In 2009, I posted an entry to my blog, repeating a conversation from Facebook having to do with the healthcare debate that was going on. Here is the post, complete with the original misspellings:
An Open Letter to a Facebook User
On June 19, a friend posted on Facebook saying that America has the best healthcare system in the world. I responded with this:
“Do you know how many people in this country can’t afford health insurance, yet make too much money to qualify for state aid? I know, my late wife was one of them.”
A friend of my friend answered with a short tirade on how I was too lazy to earn my way, and complaining that he has to support me. I can’t show you the post, because he deleted it and replaced it with some irrelevant drivel mostly lifted from “The Liberal Mind: The Psychological Causes of Political Madness” by Lyle H. Rossiter, Jr., M.D. (I looked up the reference – he did not provide it.)
I responded to his original post with this:
“Mr. _____, I am not bitter, but I am angry that the richest country in the world does not have the will to provide basic health care for all its citizens. Don’t tell me I did not work hard. You know nothing about me or my late wife.”

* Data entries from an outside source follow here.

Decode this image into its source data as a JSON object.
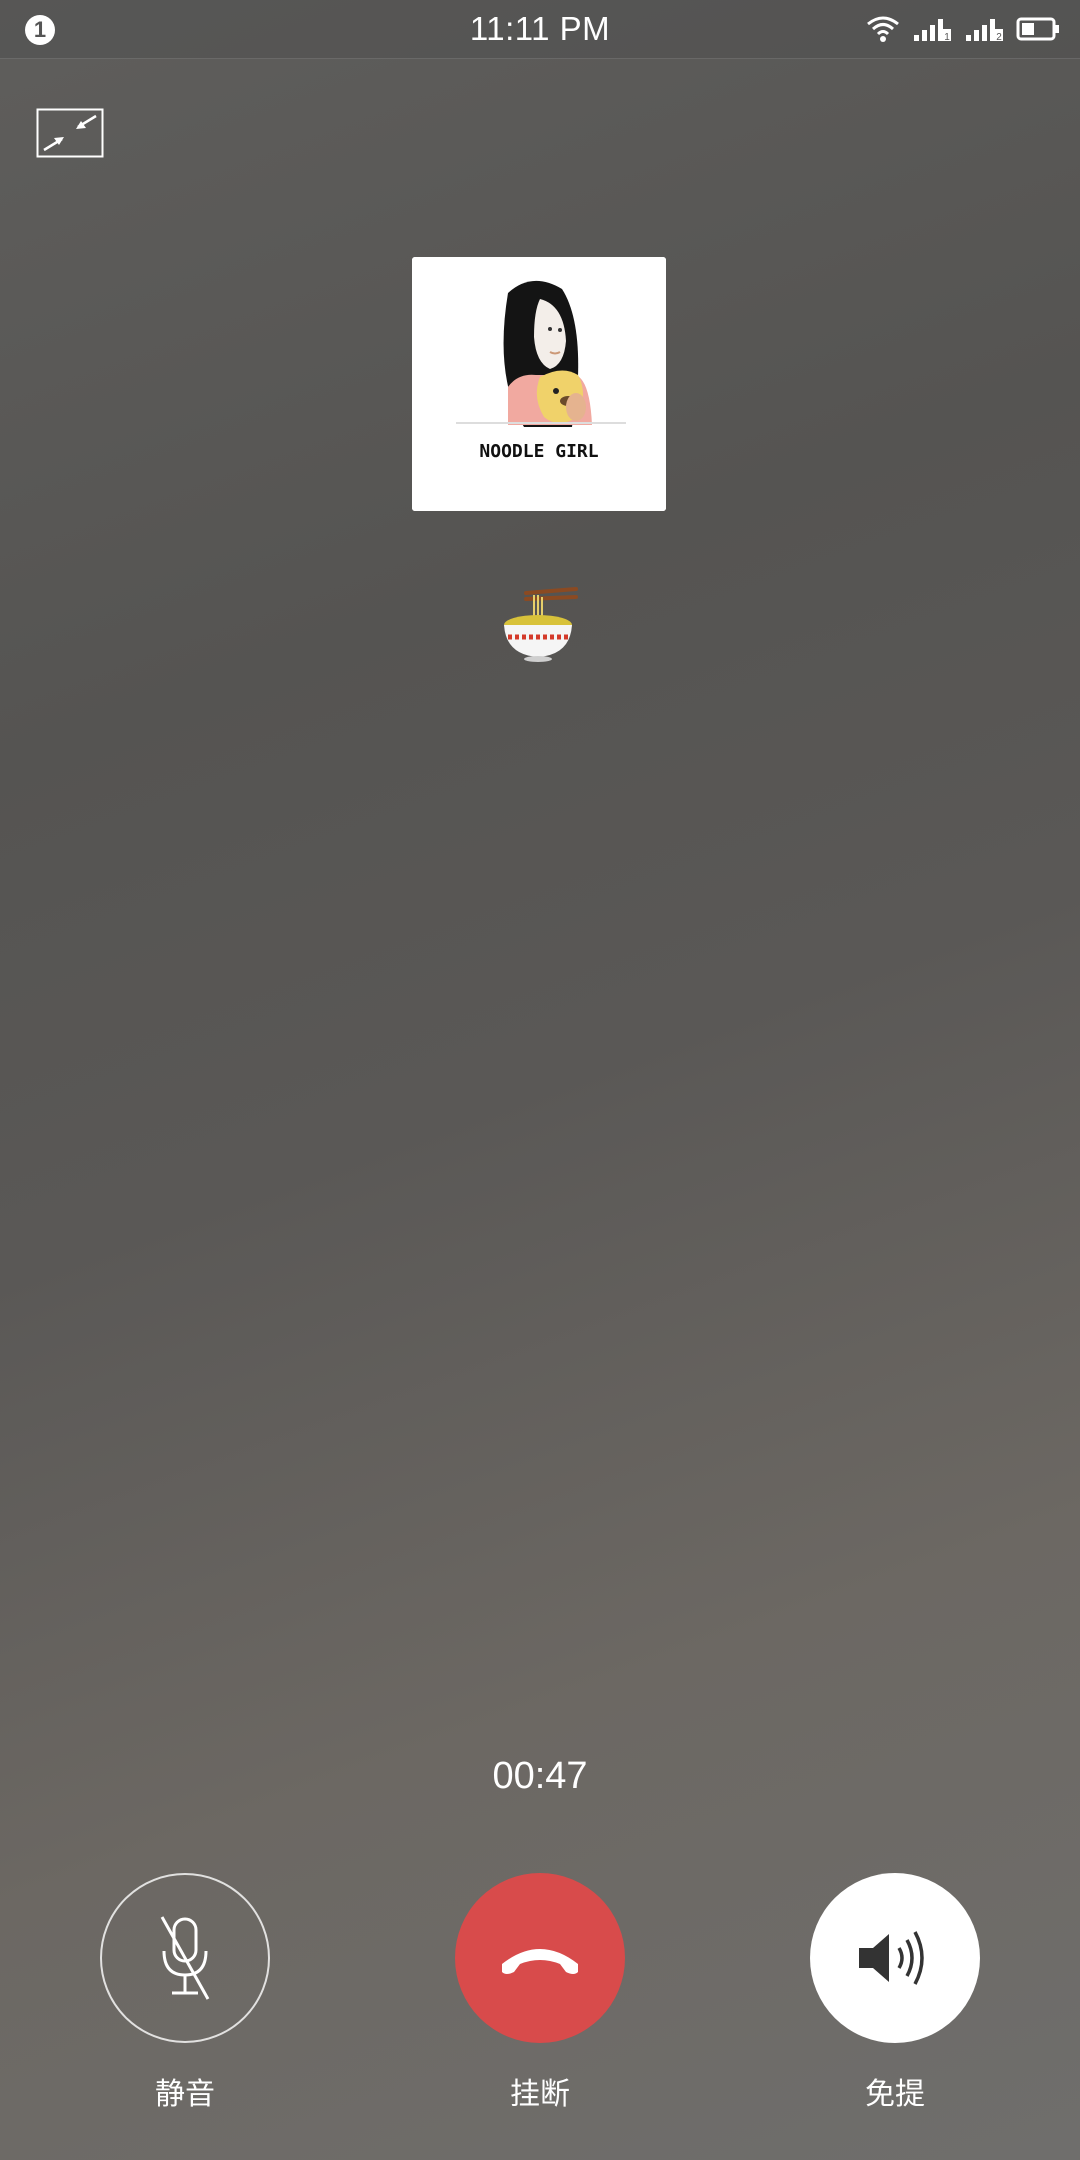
{
  "status_bar": {
    "notification_count": "1",
    "time": "11:11 PM",
    "icons": [
      "wifi-icon",
      "signal-sim1-icon",
      "signal-sim2-icon",
      "battery-icon"
    ]
  },
  "call": {
    "contact_avatar_text": "NOODLE GIRL",
    "contact_name": "🍜",
    "duration": "00:47"
  },
  "controls": {
    "mute_label": "静音",
    "hangup_label": "挂断",
    "speaker_label": "免提"
  },
  "colors": {
    "hangup": "#d84b4b",
    "speaker_bg": "#ffffff"
  }
}
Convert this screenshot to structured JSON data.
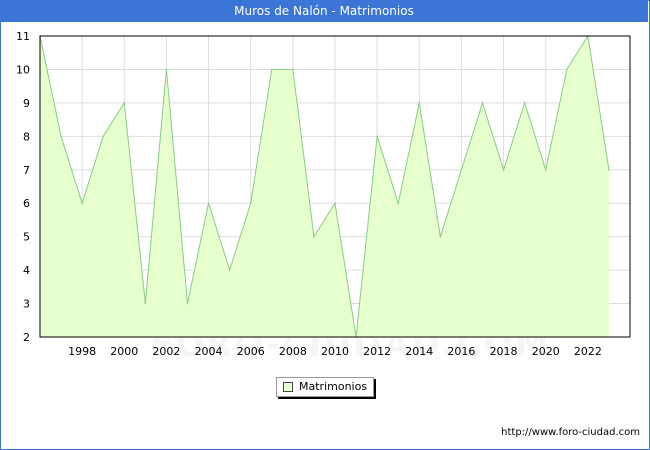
{
  "title": "Muros de Nalón - Matrimonios",
  "watermark": "FORO-CIUDAD.COM",
  "url": "http://www.foro-ciudad.com",
  "chart_data": {
    "type": "area",
    "title": "Muros de Nalón - Matrimonios",
    "x": [
      1996,
      1997,
      1998,
      1999,
      2000,
      2001,
      2002,
      2003,
      2004,
      2005,
      2006,
      2007,
      2008,
      2009,
      2010,
      2011,
      2012,
      2013,
      2014,
      2015,
      2016,
      2017,
      2018,
      2019,
      2020,
      2021,
      2022,
      2023
    ],
    "series": [
      {
        "name": "Matrimonios",
        "values": [
          11,
          8,
          6,
          8,
          9,
          3,
          10,
          3,
          6,
          4,
          6,
          10,
          10,
          5,
          6,
          2,
          8,
          6,
          9,
          5,
          7,
          9,
          7,
          9,
          7,
          10,
          11,
          7
        ]
      }
    ],
    "xticks": [
      "1998",
      "2000",
      "2002",
      "2004",
      "2006",
      "2008",
      "2010",
      "2012",
      "2014",
      "2016",
      "2018",
      "2020",
      "2022"
    ],
    "yticks": [
      "2",
      "3",
      "4",
      "5",
      "6",
      "7",
      "8",
      "9",
      "10",
      "11"
    ],
    "ylim": [
      2,
      11
    ],
    "xlim": [
      1996,
      2024
    ],
    "grid": true,
    "legend": "bottom-center",
    "colors": {
      "fill": "#e6ffcc",
      "line": "#88cc88",
      "grid": "#dddddd",
      "frame": "#3b76d6"
    }
  }
}
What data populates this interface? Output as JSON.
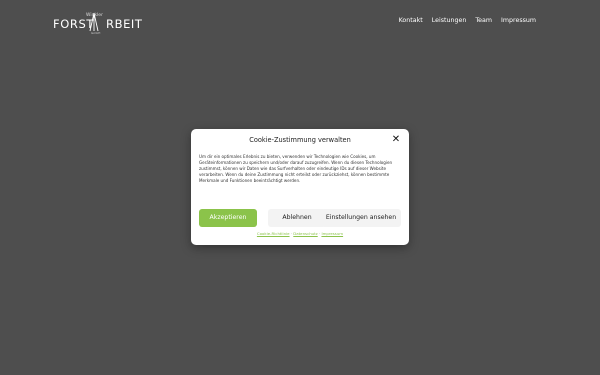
{
  "header": {
    "logo": {
      "top": "Winkler",
      "main_left": "FORST",
      "main_right": "RBEIT",
      "bottom": "GmbH"
    },
    "nav": [
      {
        "label": "Kontakt"
      },
      {
        "label": "Leistungen"
      },
      {
        "label": "Team"
      },
      {
        "label": "Impressum"
      }
    ]
  },
  "cookie_dialog": {
    "title": "Cookie-Zustimmung verwalten",
    "close_symbol": "✕",
    "text": "Um dir ein optimales Erlebnis zu bieten, verwenden wir Technologien wie Cookies, um Geräteinformationen zu speichern und/oder darauf zuzugreifen. Wenn du diesen Technologien zustimmst, können wir Daten wie das Surfverhalten oder eindeutige IDs auf dieser Website verarbeiten. Wenn du deine Zustimmung nicht erteilst oder zurückziehst, können bestimmte Merkmale und Funktionen beeinträchtigt werden.",
    "accept_label": "Akzeptieren",
    "deny_label": "Ablehnen",
    "prefs_label": "Einstellungen ansehen",
    "links": [
      {
        "label": "Cookie-Richtlinie"
      },
      {
        "label": "Datenschutz"
      },
      {
        "label": "Impressum"
      }
    ]
  },
  "colors": {
    "background": "#4e4e4e",
    "accent": "#8bc34a"
  }
}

To this, he replied (unedited):
“If you understood the simplest concepts of normal rational thinking. If you could put 2 salient points together and tell me why I should have to pay for angry childish thinking. You want and you want more. You can’t get it so your angry. Sounds childish to me. You brought up dead wife. Why because your angry. You want your government to take care of you because you are either incapable of,, or not willing to do it yourself. You wants sympathy, not. You drag your dead wife into a health care debate and don’t say why..Whats your problem. I don’t have to know you because I have heard 10 thousand others who say the same crap as you. The takers of the world. Sorry your ship did not come in. You have no right take my money..be careful what you wish for when OHB, you might have a better chance when you have heart attack to survive by going to Cuba. The government will be in bussiness of picking who gets to live and who dies. At your age. You will not get that life saving cancer treatment.”
Well, this guy, let’s call him “Dick”, is not the poster boy for rational thinking. For one thing, he missed the point that my wife and I were working and made too much to qualify for state aid. But what bothers me is Dick’s lack of respect for people, including the dead, and his lack of compassion for the millions of people in this country who are working hard, but cannot afford adequate healthcare.
No, Dick, I am not childishly angry or bitter. In fact, I am doing fine, now – I have health insurance coverage, and I still am not on the dole. What I “want and want more” is for others to have it as good as I do. I am not better than someone who is working poor, and I can afford to share some of my wealth through taxes to provide decent healthcare for those who can’t afford it.
I decided to post this to my blog, rather than directly on Facebook, in the hope that there might be a more open mind out there. I’m pretty sure Dick would simply respond with more of the same class hatred and borrowed political rhetoric. If I am wrong, well then I guess I just don’t know Dick.
Not much has changed since then. The national healthcare plan that was passed after a fierce battle in Congress is beginning to help, but we have a long way to go to achieve parity with other wealthy nations. We still spend more per capita than any other nation, for care that is far from the best. According to the World Health Report 2000, the U.S. ranked 37th in overall health quality. John Stossel criticized this ranking for “favoring socialized healthcare, noting that “a country with high-quality care overall but ‘unequal distribution’ would rank below a country with lower quality care but equal distribution.”” This is exactly the point.
I would not deny that we have one of the best healthcare systems in the world, for those who can afford it, the problem is that millions of citizens cannot. A study in the American Journal of Public Health 2005 showed a large difference between rich and poor neighborhoods in infant mortality rates in Manhattan, compared to cities in other countries. I have no problem with rich people buying the best healthcare. Some have tried to frame this as an attempt to limit healthcare, to take away choices for those who now have great coverage. The Affordable Care Act is an attempt to expand choices to those who have few or no options, not to take anything away from anyone.
Those who want to “repeal Obamacare” are not proposing a better system. They are advocating a return to what we had, and an interminable political discussion on what we should have someday. What we should do is build on what we have, as limited as it is, and move toward universal coverage, just like every other developed country has. Then perhaps we can pay less for better care, like they do. Then perhaps we can stop having the shame of being the only rich country where people needlessly suffer and die, simply because their employer doesn’t offer health insurance.